Does the description disclose side effects, auth requirements, rate limits, or destructive behavior?

With no annotations provided, the description carries the full burden of behavioral disclosure. It states the action is to 'send' a draft, implying a mutation or write operation, but doesn't specify if this requires permissions, what happens post-send (e.g., draft deletion or status change), or any side effects like notifications. This leaves significant gaps in understanding the tool's behavior.

Agents need to know what a tool does to the world before calling it. Descriptions should go beyond structured annotations to explain consequences.

Conciseness4/5

Is the description appropriately sized, front-loaded, and free of redundancy?

The description is a single, efficient sentence: 'Send an existing draft'. It's front-loaded and wastes no words, making it easy to parse quickly. However, it could be slightly more informative without sacrificing brevity, such as hinting at the outcome.

Shorter descriptions cost fewer tokens and are easier for agents to parse. Every sentence should earn its place.

Completeness2/5

Given the tool's complexity, does the description cover enough for an agent to succeed on first attempt?

Given the complexity of a 'send' operation (likely a mutation with side effects), no annotations, and no output schema, the description is incomplete. It doesn't explain what 'send' does, the return value, or any behavioral traits like error handling. For a tool that modifies data, this lack of context makes it inadequate for safe and effective use.

Complex tools with many parameters or behaviors need more documentation. Simple tools need less. This dimension scales expectations accordingly.

Parameters3/5

Does the description clarify parameter syntax, constraints, interactions, or defaults beyond what the schema provides?

The input schema has 100% description coverage, with the 'id' parameter fully documented as 'The ID of the draft to send'. The description adds no additional meaning beyond this, such as format examples or constraints. Given the high schema coverage, the baseline score of 3 is appropriate, as the schema adequately covers parameter semantics without extra description needed.

Input schemas describe structure but not intent. Descriptions should explain non-obvious parameter relationships and valid value ranges.

Purpose3/5

Does the description clearly state what the tool does and how it differs from similar tools?

The description 'Send an existing draft' clearly states the action (send) and resource (draft), but it's vague about what 'send' entails—whether it dispatches an email, publishes content, or another action.
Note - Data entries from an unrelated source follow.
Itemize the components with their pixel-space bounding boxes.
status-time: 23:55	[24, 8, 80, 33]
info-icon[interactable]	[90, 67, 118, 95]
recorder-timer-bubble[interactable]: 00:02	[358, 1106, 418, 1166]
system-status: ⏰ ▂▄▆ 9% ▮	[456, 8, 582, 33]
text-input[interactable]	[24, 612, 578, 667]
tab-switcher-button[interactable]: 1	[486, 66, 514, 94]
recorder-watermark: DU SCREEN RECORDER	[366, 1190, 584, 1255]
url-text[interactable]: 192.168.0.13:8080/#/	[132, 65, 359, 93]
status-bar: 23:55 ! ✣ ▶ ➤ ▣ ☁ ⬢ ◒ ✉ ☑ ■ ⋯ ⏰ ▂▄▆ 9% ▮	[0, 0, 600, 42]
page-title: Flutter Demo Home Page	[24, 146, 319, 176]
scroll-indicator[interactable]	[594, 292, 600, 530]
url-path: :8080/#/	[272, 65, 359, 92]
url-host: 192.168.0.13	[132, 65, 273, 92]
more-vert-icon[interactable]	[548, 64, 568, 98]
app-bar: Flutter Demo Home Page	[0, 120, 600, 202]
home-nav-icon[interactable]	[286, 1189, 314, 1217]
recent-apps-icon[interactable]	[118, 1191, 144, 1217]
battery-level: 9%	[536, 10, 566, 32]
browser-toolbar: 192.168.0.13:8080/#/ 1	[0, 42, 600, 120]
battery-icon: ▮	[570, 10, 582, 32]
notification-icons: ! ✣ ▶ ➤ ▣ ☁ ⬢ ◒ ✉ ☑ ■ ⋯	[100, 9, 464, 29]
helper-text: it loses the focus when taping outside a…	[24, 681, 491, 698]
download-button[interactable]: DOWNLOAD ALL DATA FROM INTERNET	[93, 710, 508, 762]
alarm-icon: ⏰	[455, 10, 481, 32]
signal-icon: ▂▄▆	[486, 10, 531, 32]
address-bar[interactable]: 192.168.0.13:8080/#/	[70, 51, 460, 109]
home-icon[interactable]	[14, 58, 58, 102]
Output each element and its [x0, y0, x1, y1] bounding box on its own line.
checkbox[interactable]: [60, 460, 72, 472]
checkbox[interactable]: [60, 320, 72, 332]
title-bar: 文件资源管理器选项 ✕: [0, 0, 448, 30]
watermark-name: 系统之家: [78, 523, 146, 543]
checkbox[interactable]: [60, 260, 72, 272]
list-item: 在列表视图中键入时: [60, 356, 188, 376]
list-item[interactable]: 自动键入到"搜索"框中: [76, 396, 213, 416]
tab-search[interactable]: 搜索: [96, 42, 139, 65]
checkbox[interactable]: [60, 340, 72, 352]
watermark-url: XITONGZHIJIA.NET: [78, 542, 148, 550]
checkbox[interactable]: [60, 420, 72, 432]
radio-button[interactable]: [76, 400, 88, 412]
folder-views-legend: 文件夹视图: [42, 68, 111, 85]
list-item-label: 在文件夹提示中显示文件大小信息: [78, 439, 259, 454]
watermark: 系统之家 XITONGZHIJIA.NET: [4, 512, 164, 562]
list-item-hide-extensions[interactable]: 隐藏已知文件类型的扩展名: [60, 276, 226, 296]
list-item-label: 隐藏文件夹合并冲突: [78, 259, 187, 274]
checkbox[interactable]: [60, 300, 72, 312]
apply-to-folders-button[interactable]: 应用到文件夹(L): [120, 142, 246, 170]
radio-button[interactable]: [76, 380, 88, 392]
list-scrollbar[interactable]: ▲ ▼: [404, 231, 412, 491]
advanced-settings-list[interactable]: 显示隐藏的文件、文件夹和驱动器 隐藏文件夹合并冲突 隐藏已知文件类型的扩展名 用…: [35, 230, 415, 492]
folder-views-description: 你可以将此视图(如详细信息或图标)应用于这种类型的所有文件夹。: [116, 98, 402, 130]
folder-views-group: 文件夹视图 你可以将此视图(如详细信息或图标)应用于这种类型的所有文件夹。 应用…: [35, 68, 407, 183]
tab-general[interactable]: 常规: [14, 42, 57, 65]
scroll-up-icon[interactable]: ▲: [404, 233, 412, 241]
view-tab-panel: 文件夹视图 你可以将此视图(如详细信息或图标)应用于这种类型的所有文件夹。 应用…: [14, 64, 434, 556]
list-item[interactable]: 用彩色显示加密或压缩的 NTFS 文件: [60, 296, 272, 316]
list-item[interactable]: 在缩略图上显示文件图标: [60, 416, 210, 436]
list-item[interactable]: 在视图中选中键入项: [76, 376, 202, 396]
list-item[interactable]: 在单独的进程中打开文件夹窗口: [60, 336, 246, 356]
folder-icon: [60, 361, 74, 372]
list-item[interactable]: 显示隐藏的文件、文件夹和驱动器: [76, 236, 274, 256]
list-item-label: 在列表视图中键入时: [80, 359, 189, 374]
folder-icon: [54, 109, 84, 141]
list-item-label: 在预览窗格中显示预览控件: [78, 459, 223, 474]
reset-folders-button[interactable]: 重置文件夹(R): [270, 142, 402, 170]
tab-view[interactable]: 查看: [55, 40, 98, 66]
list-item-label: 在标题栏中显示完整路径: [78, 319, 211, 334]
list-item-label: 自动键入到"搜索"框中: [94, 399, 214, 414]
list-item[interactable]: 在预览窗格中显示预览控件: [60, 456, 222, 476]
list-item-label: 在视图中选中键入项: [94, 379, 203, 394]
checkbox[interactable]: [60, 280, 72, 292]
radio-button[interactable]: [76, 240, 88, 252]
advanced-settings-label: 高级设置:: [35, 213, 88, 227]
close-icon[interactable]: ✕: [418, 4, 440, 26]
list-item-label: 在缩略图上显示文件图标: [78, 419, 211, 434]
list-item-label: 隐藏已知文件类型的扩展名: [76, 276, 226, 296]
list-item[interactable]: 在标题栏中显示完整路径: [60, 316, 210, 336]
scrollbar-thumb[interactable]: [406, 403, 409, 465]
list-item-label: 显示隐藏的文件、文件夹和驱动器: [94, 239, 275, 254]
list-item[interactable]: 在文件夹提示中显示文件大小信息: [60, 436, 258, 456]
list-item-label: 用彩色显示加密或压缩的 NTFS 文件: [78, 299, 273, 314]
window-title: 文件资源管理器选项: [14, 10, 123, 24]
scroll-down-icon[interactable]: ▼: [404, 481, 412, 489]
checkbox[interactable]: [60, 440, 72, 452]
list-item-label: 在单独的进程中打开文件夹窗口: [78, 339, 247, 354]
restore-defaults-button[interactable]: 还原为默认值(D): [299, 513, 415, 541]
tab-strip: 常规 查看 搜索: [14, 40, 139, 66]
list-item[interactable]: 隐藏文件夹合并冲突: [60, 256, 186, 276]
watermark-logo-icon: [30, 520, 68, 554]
It distinguishes from siblings like 'create_draft' or 'delete_draft' by focusing on sending, but lacks specificity on the outcome or context.

Agents choose between tools based on descriptions. A clear purpose with a specific verb and resource helps agents select the right tool.

Usage Guidelines2/5

Does the description explain when to use this tool, when not to, or what alternatives exist?

No guidance is provided on when to use this tool versus alternatives. For example, it doesn't clarify if this should be used instead of 'send_message' for drafts, or if there are prerequisites like the draft being in a certain state. The description alone offers no usage context or exclusions.

Agents often have multiple tools that could apply. Explicit usage guidance like "use X instead of Y when Z" prevents misuse.